Ever practised something in your head? Run a difficult sequence of moves in your mind’s eye? That’s visualisation.


Visualisation can sharpen performance because the brain does not treat vivid mental rehearsal as meaningless daydreaming. When you run a presentation through your head — your opening line, your pace, your pauses, even how you recover if you lose your place — you are rehearsing attention, sequence, and emotional control.


Research on mental practice shows it has a real positive effect on performance, especially for cognitively demanding tasks, though it is generally less effective than physical practice and works best alongside it, not instead of it.


Visualisation is as powerful for the brain as the 'doing': commit to practising in your mind's eye and win
Visualisation is as powerful for the brain as the 'doing': commit to practising in your mind's eye and win

Visualisation also matters for speakers.

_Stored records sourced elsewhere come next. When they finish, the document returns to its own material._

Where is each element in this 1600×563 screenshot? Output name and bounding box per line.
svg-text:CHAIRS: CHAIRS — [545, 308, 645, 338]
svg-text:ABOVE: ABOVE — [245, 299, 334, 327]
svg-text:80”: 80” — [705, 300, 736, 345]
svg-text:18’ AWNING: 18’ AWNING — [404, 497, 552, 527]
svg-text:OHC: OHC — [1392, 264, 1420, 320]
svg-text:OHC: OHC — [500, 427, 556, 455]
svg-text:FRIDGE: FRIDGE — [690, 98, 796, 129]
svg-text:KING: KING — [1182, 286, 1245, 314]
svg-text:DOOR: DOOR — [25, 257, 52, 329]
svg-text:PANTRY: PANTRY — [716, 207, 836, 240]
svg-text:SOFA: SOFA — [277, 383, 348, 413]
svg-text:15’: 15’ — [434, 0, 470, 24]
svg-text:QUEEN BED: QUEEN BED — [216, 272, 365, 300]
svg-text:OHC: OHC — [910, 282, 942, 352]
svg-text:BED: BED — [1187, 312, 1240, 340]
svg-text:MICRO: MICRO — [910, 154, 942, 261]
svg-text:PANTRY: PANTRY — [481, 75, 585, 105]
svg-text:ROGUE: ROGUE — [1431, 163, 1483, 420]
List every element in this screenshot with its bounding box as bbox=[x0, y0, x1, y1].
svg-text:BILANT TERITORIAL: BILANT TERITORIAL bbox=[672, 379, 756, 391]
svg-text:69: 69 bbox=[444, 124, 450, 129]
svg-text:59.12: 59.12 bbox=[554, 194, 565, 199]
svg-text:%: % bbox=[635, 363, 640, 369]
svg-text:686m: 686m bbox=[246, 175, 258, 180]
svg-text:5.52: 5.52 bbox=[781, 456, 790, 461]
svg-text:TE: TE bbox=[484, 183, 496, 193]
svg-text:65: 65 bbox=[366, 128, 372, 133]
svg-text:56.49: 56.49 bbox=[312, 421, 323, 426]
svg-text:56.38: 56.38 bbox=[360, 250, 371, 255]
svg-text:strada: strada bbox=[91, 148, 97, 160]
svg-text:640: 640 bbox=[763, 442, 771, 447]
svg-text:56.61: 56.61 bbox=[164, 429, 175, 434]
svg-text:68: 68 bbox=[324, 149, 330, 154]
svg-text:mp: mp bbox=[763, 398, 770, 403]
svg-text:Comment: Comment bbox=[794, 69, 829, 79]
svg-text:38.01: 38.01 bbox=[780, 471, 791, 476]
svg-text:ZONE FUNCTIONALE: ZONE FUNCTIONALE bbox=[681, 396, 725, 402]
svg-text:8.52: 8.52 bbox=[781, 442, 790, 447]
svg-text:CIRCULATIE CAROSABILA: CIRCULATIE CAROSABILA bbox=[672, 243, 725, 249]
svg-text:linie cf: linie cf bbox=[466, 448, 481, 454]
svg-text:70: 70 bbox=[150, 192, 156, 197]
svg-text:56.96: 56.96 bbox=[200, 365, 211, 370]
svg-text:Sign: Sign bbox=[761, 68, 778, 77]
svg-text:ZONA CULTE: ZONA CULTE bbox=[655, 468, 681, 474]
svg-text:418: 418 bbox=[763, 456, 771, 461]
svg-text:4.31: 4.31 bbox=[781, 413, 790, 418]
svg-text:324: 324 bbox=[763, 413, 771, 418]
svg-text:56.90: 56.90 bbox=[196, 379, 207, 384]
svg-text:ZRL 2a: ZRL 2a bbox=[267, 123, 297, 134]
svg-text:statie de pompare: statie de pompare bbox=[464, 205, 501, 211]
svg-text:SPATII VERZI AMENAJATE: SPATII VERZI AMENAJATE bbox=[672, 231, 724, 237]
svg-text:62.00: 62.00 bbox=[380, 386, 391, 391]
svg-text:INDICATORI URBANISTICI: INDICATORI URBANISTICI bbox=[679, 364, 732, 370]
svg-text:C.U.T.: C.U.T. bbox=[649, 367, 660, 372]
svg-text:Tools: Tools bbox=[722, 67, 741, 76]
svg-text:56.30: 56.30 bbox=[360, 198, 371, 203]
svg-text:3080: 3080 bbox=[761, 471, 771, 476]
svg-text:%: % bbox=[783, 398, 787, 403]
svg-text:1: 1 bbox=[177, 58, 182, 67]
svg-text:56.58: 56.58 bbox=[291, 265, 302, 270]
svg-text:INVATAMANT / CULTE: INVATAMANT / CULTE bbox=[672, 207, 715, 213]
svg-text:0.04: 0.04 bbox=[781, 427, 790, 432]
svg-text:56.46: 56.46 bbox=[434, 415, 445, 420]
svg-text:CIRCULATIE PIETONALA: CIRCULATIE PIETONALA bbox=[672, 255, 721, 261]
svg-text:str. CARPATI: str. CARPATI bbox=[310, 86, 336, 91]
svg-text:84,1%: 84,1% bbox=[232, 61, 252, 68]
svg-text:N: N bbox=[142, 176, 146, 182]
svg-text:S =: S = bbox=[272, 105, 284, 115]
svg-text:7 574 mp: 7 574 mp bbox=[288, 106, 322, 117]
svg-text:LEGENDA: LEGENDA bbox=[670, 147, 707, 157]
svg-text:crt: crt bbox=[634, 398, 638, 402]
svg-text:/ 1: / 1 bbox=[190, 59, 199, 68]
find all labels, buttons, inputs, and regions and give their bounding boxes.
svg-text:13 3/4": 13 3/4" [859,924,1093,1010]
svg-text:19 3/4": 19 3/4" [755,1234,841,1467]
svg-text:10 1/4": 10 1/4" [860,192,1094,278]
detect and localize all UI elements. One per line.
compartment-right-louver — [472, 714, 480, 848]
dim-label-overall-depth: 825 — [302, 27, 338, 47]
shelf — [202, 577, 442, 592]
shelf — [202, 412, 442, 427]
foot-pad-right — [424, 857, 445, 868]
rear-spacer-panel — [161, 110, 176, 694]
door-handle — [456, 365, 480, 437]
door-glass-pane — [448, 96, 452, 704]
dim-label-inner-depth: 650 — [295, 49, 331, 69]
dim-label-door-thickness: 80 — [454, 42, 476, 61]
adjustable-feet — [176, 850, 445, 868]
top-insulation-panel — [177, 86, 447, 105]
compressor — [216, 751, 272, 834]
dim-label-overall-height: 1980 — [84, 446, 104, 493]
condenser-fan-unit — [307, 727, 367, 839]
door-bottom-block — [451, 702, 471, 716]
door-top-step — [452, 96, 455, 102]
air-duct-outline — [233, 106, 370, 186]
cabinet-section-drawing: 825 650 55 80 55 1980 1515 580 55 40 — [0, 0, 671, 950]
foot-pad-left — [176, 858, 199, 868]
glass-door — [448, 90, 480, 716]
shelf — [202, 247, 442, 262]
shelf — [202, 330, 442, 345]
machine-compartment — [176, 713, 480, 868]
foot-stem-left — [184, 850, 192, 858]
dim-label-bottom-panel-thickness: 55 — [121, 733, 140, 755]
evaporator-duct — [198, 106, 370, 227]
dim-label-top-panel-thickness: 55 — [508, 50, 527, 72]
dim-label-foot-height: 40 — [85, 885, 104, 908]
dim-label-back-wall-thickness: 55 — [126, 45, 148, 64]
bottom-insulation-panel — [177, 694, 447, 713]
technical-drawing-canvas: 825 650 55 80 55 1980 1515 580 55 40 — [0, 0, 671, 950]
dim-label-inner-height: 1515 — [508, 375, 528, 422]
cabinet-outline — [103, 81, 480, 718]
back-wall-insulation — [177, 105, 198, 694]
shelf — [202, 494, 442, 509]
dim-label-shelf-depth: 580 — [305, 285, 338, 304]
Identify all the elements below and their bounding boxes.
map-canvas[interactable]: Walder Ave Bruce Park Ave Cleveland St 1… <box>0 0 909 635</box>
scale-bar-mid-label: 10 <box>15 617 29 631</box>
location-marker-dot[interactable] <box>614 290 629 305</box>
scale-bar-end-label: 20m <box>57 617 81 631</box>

A presentation is not only a physical act; it's also timing, memory, anticipation, and self-regulation.


Visualising the room, the slides, and your calm response to pressure can make the real moment feel more familiar, which often lowers nerves and improves fluency. Olympics.com describes visualisation as using your imagination to picture challenges ahead of you so you can achieve them in real life.

“The more you dream, the farther you get” Michael Phelps, the most decorated Olympian of all time

That is the sparkle of visualisation: it lets you practise success before the spotlight arrives. Just keep it honest: mental rehearsal is powerful, but the strongest results usually come when imagination and live practice work together.


Happy visualisation!

Paul n Vic


This training comes from the IMPACT Pillar in the Talk TACTICs system.

If you have a work problem to fix and you want to hear how applied improvisation can support you, email us at hello@improvinc.co.uk. We’d love to meet you! All chemistry calls are free.

Activity Title

Aim: This runs in three steps, leading to a warmed up creative mind. Run solo or in a group; speak clearly if you’re with others.

Outcome: A brain that’s warmed up to imagining something different than reality.

How it works: Step 1: Move around your space and, as you spy each random thing, look and point at it very deliberately and say what it is out loud (eg. “Lamp!” “Carpet!” “Chair!” “Phone!”. 45 secs.

Step 2: Point at the first random object: say nothing. Then as you look and point at the second object very deliberately, say what the previous one was. You are always ‘one behind’. 45 secs.

Step 3: Point and name out loud again but this time, each object can be named as anything at all! (eg. “map of Peru!” “basket of kittens!” “my cousin’s slow cooker!”). Try to visualise the made-up thing as you also look at the real thing. It will exercise your brain to replace reality with your ideal choice. 45 secs.

Reflections: What did you pull from your imagination? What could you now visualise? Run this again the next day: are you faster?